Thank you again for this wonderful method.
I am having the same issue with my own example. I look like a bug in the code.
I manually fixed it, but it leads to another error after some computations.
RuntimeError:
An attempt has been made to start a new process before the
current process has finished its bootstrapping phase.
Running the script with nproc=1 helped.
I wonder if gene perturbation was tested...
This is a very crude fix. In the emb_extractor.py
, in the beginning of get_embs()
I added the following lines:
def get_embs(
...,
token_gene_dict = None,
...)
if token_gene_dict is None:
with open('/.../geneformer/token_dictionary.pkl', 'rb') as file:
gene_token_dict = pickle.load(file)
token_gene_dict = {v: k for k, v in gene_token_dict.items()}
Where ...
if your path to package files. You need to re-install the package are you made the changes. Obviously it is not a proper fix but allowed me to run the analysis.
Thank you for the discussions! We are working on other changes including fixing the gene token dict issue (we will be changing it in the in silico perturber code to avoid potentially using a gene token dictionary that does not match the model if there are multiple gene token dictionaries available).
Thank you for also pointing out the hundreds of genes for perturbation scenario. The code was designed to allow flexible usage so it's helpful to know if people encounter some issue that is a usage setting we haven't considered. We can add an option for a summarized prefix in the case the list is that long.
For the case of the genes not expressed in cells: because the current model has an input size limit of 2048, genes beyond 2048 in the rank value encoding will be truncated. We would suggest that you check whether the gene you are testing is present in the rank value encodings of the tokenized dataset. Because the data is scaled by the nonzero median expression value, the truncation cannot solely be determined by the relative expression level within the raw counts.
Also, you can install packages with the -e option with pip so that when you make changes locally they are reflected in the package without reinstallation. (If you are running code in a notebook, you do need to restart the kernel / reimport the package to reflect the local changes though).
Regarding the prior question about the RuntimeError: it would be helpful to know at what step this occurs. There is another open discussion where multiprocessing has an issue with Hugging Face Datasets's .map function. We made some suggestions in the other discussion. If you consistently reproduce this error and these changes help, please let us know so we can incorporate them.

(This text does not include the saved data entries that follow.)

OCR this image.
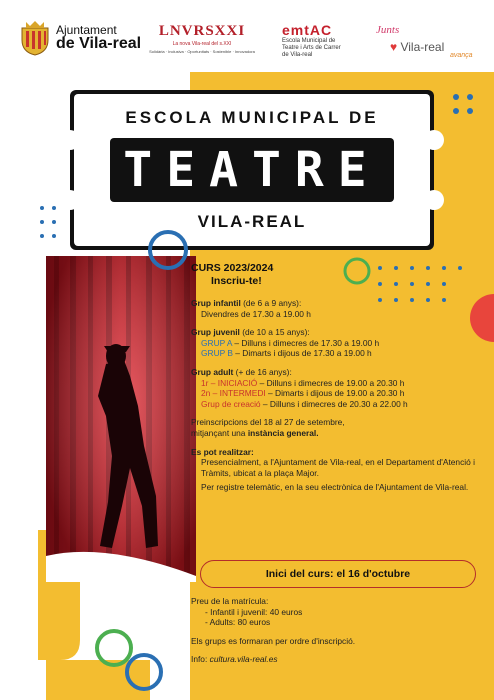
Ajuntament
de Vila-real
LNVRSXXI
La nova Vila-real del s.XXI
Solidària · Inclusiva · Oportunitats · Sostenible · Innovadora
emtAC
Escola Municipal de
Teatre i Arts de Carrer
de Vila-real
Junts
♥ Vila-real
avança
ESCOLA MUNICIPAL DE
TEATRE
VILA-REAL

CURS 2023/2024

Inscriu-te!

Grup infantil (de 6 a 9 anys):

Divendres de 17.30 a 19.00 h

Grup juvenil (de 10 a 15 anys):

GRUP A – Dilluns i dimecres de 17.30 a 19.00 h

GRUP B – Dimarts i dijous de 17.30 a 19.00 h

Grup adult (+ de 16 anys):

1r – INICIACIÓ – Dilluns i dimecres de 19.00 a 20.30 h

2n – INTERMEDI – Dimarts i dijous de 19.00 a 20.30 h

Grup de creació – Dilluns i dimecres de 20.30 a 22.00 h

Preinscripcions del 18 al 27 de setembre,

mitjançant una instància general.

Es pot realitzar:

Presencialment, a l'Ajuntament de Vila-real, en el Departament d'Atenció i Tràmits, ubicat a la plaça Major.

Per registre telemàtic, en la seu electrònica de l'Ajuntament de Vila-real.

Inici del curs: el 16 d'octubre

Preu de la matrícula:

- Infantil i juvenil: 40 euros

- Adults: 80 euros

Els grups es formaran per ordre d'inscripció.

Info: cultura.vila-real.es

https://huggingface.co/ctheodoris/Geneformer/discussions/369
Thank you so much for your reponse!
I have already removed a part of the comment about perturbing hundredreds of genes as I realized that genes are not processed one by one, but all together. I missed this point in the documentatin and of course perturbing hundreds of genes likely won't make much sense.
With regard to the missing genes, the limitation of 2048 input tokens of course make sense! I think I had this in mind when I started working on the code, but lost this thought on the way :)

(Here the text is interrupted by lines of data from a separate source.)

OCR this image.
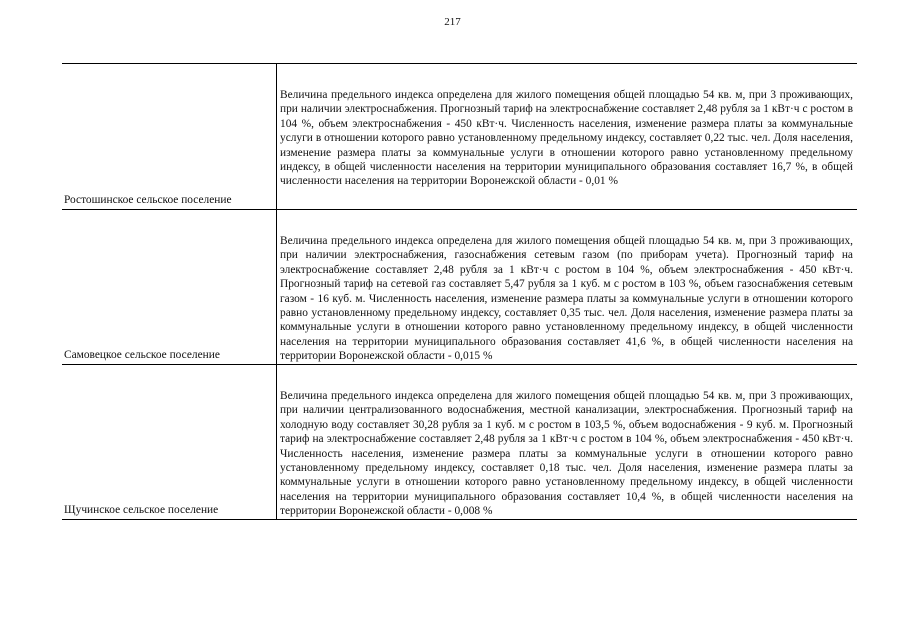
217
Ростошинское сельское поселение
Величина предельного индекса определена для жилого помещения общей площадью 54 кв. м, при 3 проживающих, при наличии электроснабжения. Прогнозный тариф на электроснабжение составляет 2,48 рубля за 1 кВт·ч с ростом в 104 %, объем электроснабжения - 450 кВт·ч. Численность населения, изменение размера платы за коммунальные услуги в отношении которого равно установленному предельному индексу, составляет 0,22 тыс. чел. Доля населения, изменение размера платы за коммунальные услуги в отношении которого равно установленному предельному индексу, в общей численности населения на территории муниципального образования составляет 16,7 %, в общей численности населения на территории Воронежской области - 0,01 %
Самовецкое сельское поселение
Величина предельного индекса определена для жилого помещения общей площадью 54 кв. м, при 3 проживающих, при наличии электроснабжения, газоснабжения сетевым газом (по приборам учета). Прогнозный тариф на электроснабжение составляет 2,48 рубля за 1 кВт·ч с ростом в 104 %, объем электроснабжения - 450 кВт·ч. Прогнозный тариф на сетевой газ составляет 5,47 рубля за 1 куб. м с ростом в 103 %, объем газоснабжения сетевым газом - 16 куб. м. Численность населения, изменение размера платы за коммунальные услуги в отношении которого равно установленному предельному индексу, составляет 0,35 тыс. чел. Доля населения, изменение размера платы за коммунальные услуги в отношении которого равно установленному предельному индексу, в общей численности населения на территории муниципального образования составляет 41,6 %, в общей численности населения на территории Воронежской области - 0,015 %
Щучинское сельское поселение
Величина предельного индекса определена для жилого помещения общей площадью 54 кв. м, при 3 проживающих, при наличии централизованного водоснабжения, местной канализации, электроснабжения. Прогнозный тариф на холодную воду составляет 30,28 рубля за 1 куб. м с ростом в 103,5 %, объем водоснабжения - 9 куб. м. Прогнозный тариф на электроснабжение составляет 2,48 рубля за 1 кВт·ч с ростом в 104 %, объем электроснабжения - 450 кВт·ч. Численность населения, изменение размера платы за коммунальные услуги в отношении которого равно установленному предельному индексу, составляет 0,18 тыс. чел. Доля населения, изменение размера платы за коммунальные услуги в отношении которого равно установленному предельному индексу, в общей численности населения на территории муниципального образования составляет 10,4 %, в общей численности населения на территории Воронежской области - 0,008 %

By the way, I am hoping to find the way to increase the context size to 4 or 8K to adapt the model to other type of sequencing data. Do you think it could work?
Sounds good. Yes, you can increase the input size. Transformers are quadratic in time complexity with increasing input size so that would be the primary limitation.
Thanks for you reply! Could you by chance give any advice on what could be the best way to approach this problem?
The error from this discussion should be resolved now but let us know if it’s still causing issues.
Regarding larger input size, the updated model here has a larger input size of 4096. If you would like to pretrain a new model with a larger input size you can do that by changing the input size value in the pretraining code.